Literature major Adam (played here by Samson Alston) is working off his student loan in an art gallery. There he encounters Evelyn (Georgia Brindley), armed with a can of spray paint and determined to make her mark on a statue.
The artwork – a male nude – is false, she explains, having had its genital area covered by the local prudes. Truth matters a great deal to Evelyn, who, as they play unfolds, becomes something of a hypocrisy-seeking missile.
Adam and Evelyn start to date and she opens him up to new worlds of intimacy and coolness. She persuades him to hit the gym, loose some weight and upgrade his clothes.
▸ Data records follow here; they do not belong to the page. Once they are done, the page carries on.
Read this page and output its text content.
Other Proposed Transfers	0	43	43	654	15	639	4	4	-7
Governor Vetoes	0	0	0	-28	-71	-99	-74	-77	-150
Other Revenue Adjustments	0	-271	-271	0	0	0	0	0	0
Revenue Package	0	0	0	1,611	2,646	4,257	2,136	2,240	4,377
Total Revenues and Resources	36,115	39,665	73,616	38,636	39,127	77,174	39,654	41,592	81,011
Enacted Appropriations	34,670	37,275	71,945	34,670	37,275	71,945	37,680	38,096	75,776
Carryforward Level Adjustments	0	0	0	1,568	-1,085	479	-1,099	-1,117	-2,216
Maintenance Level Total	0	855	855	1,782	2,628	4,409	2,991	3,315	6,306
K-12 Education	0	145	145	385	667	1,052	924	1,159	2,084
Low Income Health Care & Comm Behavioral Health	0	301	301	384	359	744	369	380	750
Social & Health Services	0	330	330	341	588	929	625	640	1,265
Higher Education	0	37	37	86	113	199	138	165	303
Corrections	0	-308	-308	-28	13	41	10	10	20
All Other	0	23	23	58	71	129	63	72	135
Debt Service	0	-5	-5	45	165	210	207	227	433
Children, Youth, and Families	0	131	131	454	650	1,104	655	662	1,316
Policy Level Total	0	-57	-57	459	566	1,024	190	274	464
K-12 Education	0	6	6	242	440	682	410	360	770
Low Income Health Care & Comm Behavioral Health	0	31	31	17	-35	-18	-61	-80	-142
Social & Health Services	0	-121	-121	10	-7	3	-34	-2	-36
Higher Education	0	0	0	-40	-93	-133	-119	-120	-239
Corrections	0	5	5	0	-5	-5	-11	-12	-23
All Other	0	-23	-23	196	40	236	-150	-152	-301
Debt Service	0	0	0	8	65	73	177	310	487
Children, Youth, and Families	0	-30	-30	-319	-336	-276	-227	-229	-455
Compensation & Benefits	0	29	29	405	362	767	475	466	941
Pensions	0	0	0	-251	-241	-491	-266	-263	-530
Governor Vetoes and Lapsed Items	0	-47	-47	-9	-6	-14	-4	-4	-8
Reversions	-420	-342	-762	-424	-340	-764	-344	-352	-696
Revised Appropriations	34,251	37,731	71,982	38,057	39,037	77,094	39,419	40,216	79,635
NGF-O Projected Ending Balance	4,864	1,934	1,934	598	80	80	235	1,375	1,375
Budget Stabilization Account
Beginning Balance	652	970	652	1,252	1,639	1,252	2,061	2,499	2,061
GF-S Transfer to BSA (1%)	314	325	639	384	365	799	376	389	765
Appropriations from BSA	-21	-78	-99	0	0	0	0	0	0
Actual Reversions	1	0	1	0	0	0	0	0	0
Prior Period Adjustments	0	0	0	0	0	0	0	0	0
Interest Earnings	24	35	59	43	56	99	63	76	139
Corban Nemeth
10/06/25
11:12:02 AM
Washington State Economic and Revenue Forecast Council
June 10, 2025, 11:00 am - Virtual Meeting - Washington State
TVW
At her insistence, Adam even submits to a nose job.
Adam’s former college roommate Phillip (Tayman Jamae) views the transformation with suspicion. Not so Phillip’s fiancée Jenny (Olivia Hall-Smith), who now finds herself attracted to her guy’s newly renovated best friend.
The staging is skimpy and director-agent Les Solomon’s cast is relatively inexperienced, but all prove competent in navigating LaBute’s twists and turns.
The Shape of Things develops in 10 taut scenes and Adam’s evolution is convincingly charted by Alston. His performance allows us to feel something of the sting Adam experiences when Evelyn springs her surprise.
Jamae plays Phillip as a hearty jock. Hall Smith is very good as Jenny, the bystander collaterally damaged in Evelyn’s scheme.
Brindley has a suitably commanding presence but her body language – a busy repertoire of contrapposto stances and heavy shrugs – needs to tone down. At the moment, everything that should be covert in Evelyn is being furiously telegraphed.